Mule deer (Odocoileus hemionus) are the principal prey in the region. A deer weighs about 100 pounds and can sustain a cat, which has a similar weight. Mountain lions will eat smaller prey. The presences of pesticides in their smaller meals can lead to mange.
Dozens of litters of kittens have been born during the study period. P-109, P-110, P-111, and P-112 are a litter captured and tagged in August 2022. Their mother is P-99, According to NPS.
“Each visit to a den by a biologist occurs while the mother is away hunting for food, feeding, or just resting. A biologist will track her movements via telemetry, while colleagues approach the den area. Once the den is found, the researchers will conduct a full workup on the kittens a short distance away from the den and place them back at the den when finished. This typically takes less than one hour.”

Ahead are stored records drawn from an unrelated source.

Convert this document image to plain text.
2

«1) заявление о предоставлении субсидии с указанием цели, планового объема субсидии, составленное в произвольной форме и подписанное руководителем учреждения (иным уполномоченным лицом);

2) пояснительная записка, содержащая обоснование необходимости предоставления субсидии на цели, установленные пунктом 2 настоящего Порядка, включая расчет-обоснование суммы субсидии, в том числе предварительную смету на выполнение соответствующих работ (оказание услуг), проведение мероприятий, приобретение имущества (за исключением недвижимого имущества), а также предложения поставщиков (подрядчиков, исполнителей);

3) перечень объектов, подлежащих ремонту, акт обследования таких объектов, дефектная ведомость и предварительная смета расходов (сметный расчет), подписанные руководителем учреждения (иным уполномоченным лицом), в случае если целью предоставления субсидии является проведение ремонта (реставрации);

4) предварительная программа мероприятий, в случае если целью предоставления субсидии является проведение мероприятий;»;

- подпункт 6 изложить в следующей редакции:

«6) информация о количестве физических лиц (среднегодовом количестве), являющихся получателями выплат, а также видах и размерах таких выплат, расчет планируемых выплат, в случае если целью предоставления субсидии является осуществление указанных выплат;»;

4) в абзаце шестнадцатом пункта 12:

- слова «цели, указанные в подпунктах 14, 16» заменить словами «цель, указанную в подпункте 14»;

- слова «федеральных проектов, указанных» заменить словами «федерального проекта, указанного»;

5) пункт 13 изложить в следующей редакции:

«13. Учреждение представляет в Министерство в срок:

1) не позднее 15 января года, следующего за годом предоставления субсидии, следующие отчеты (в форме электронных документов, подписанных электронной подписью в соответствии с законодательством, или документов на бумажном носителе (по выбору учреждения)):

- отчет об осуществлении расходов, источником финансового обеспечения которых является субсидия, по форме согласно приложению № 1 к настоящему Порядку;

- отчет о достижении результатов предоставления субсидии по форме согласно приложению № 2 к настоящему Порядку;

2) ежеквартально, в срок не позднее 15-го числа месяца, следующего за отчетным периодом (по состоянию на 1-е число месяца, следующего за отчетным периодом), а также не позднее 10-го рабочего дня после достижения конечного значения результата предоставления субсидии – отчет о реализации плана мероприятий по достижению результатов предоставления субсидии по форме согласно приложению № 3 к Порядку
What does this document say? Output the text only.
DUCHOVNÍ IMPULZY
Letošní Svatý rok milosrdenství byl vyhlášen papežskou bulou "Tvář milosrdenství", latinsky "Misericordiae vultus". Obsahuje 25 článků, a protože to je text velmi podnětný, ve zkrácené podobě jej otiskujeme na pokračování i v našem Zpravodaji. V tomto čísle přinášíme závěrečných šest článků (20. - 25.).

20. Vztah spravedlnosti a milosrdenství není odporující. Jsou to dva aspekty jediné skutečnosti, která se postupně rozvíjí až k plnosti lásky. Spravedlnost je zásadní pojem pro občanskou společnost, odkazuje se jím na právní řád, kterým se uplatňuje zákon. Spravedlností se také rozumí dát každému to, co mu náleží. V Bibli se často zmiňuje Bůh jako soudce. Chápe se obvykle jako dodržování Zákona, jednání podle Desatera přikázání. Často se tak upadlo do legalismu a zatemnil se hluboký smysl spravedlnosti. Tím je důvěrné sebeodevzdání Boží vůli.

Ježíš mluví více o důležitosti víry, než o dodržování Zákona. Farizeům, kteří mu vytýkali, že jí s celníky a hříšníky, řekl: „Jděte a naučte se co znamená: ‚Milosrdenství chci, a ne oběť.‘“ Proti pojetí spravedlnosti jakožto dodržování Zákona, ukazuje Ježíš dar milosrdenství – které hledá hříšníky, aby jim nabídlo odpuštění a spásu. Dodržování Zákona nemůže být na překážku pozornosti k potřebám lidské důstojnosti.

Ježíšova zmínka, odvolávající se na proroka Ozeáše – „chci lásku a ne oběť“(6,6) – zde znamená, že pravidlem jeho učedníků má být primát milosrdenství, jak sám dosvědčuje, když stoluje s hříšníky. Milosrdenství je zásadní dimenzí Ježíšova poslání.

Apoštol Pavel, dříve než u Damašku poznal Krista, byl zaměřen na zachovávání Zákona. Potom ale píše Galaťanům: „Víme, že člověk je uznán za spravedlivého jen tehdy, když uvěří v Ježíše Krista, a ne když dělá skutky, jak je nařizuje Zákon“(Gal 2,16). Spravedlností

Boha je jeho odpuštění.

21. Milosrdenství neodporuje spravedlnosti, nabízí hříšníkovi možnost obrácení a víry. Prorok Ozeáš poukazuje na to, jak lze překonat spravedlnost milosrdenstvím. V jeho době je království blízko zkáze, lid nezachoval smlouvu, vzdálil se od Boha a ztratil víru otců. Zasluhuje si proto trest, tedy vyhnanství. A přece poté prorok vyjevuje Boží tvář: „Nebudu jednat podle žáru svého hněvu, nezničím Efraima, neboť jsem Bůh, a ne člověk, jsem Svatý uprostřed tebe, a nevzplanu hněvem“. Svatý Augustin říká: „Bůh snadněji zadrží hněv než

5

“The biologists perform a physical exam, determine the sex of each kitten, take various body measurements (including weight), obtain biological samples, and place one uniquely numbered and colored ear tag on each of the kittens. This tag helps to identify them in the future with remote cameras and when recaptured for the placement of a radio collar. The kittens are all returned to the den before their mother comes back.”
Sometimes kittens are abandoned for unknown reasons. A litter of four was found orphaned under a bench in Thousand Oaks recently. Two of the kittens survived and eventually found a permanent home in the Orange County Zoo.